Indapamide is a diuretic with similar effects as thiazides. It enhances Na, chloride, and water excretion by interfering with the transport of Na ions across the renal tubular epithelium. Onset: Perindopril: 1-2 hours. Pharmacokinetics: Absorption: Perindopril: Rapidly absorbed from the gastrointestinal tract. Food may reduce serum levels and the conversion into perindoprilat. Bioavailability: Approx 65-75% (perindopril); approx 25% (perindoprilat). Time to peak plasma concentration: Approx 1 hour (perindopril); 3-7 hours (perindoprilat).
Indapamide: Rapidly and completely absorbed from the gastrointestinal tract. Bioavailability: 93%. Time to peak plasma concentration: 2 hours. Distribution: Perindopril: Volume of distribution: Approx 0.2 L/kg (perindoprilat). Plasma protein binding: Approx 60% (perindopril); 10-20% (perindoprilat).

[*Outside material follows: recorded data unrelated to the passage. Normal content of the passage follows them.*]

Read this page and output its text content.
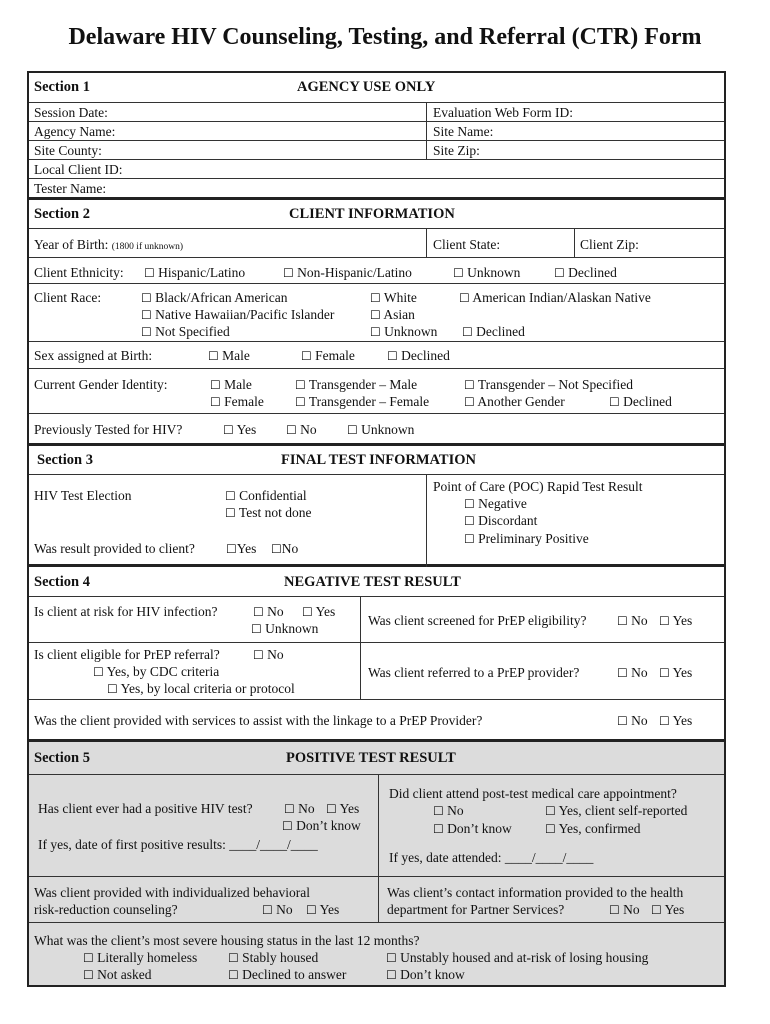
Delaware HIV Counseling, Testing, and Referral (CTR) Form
Section 1	AGENCY USE ONLY
Session Date:	Evaluation Web Form ID:
Agency Name:	Site Name:
Site County:	Site Zip:
Local Client ID:
Tester Name:
Section 2	CLIENT INFORMATION
Year of Birth: (1800 if unknown)	Client State:	Client Zip:
Client Ethnicity: ☐ Hispanic/Latino	☐ Non-Hispanic/Latino	☐ Unknown	☐ Declined
Client Race:	☐ Black/African American	☐ White	☐ American Indian/Alaskan Native
☐ Native Hawaiian/Pacific Islander	☐ Asian
☐ Not Specified	☐ Unknown ☐ Declined
Sex assigned at Birth:	☐ Male	☐ Female	☐ Declined
Current Gender Identity:	☐ Male	☐ Transgender – Male	☐ Transgender – Not Specified
☐ Female	☐ Transgender – Female	☐ Another Gender	☐ Declined
Previously Tested for HIV?	☐ Yes ☐ No	☐ Unknown
Section 3	FINAL TEST INFORMATION
HIV Test Election	☐ Confidential
☐ Test not done
Was result provided to client?	☐Yes ☐No
Point of Care (POC) Rapid Test Result
☐ Negative
☐ Discordant
☐ Preliminary Positive
Section 4	NEGATIVE TEST RESULT
Is client at risk for HIV infection?	☐ No ☐ Yes
☐ Unknown
Was client screened for PrEP eligibility?	☐ No ☐ Yes
Is client eligible for PrEP referral?	☐ No
☐ Yes, by CDC criteria
☐ Yes, by local criteria or protocol
Was client referred to a PrEP provider?	☐ No ☐ Yes
Was the client provided with services to assist with the linkage to a PrEP Provider?	☐ No ☐ Yes
Section 5	POSITIVE TEST RESULT
Has client ever had a positive HIV test?	☐ No ☐ Yes
☐ Don’t know
If yes, date of first positive results: ____/____/____
Did client attend post-test medical care appointment?
☐ No	☐ Yes, client self-reported
☐ Don’t know	☐ Yes, confirmed
If yes, date attended: ____/____/____
Was client provided with individualized behavioral
risk-reduction counseling?	☐ No ☐ Yes
Was client’s contact information provided to the health
department for Partner Services?	☐ No ☐ Yes
What was the client’s most severe housing status in the last 12 months?
☐ Literally homeless	☐ Stably housed	☐ Unstably housed and at-risk of losing housing
☐ Not asked	☐ Declined to answer	☐ Don’t know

Indapamide: Widely distributed into the body. Volume of distribution: 25 L. Plasma protein binding: 71-79%. Metabolism: Perindopril: Extensively metabolised in the liver via hydrolysis to perindoprilat (active form) and inactive metabolites including glucuronides.
Indapamide: Extensively metabolised in the liver. Excretion: Perindopril: Via urine (75%; 4-12% as unchanged drug). Elimination half-life: 25-30 hours or longer (perindoprilat).
Indapamide: Mainly via urine (approx 70%; 7% as unchanged drug); faeces (16-23%). Elimination half-life: Biphasic: Approx 14 hours.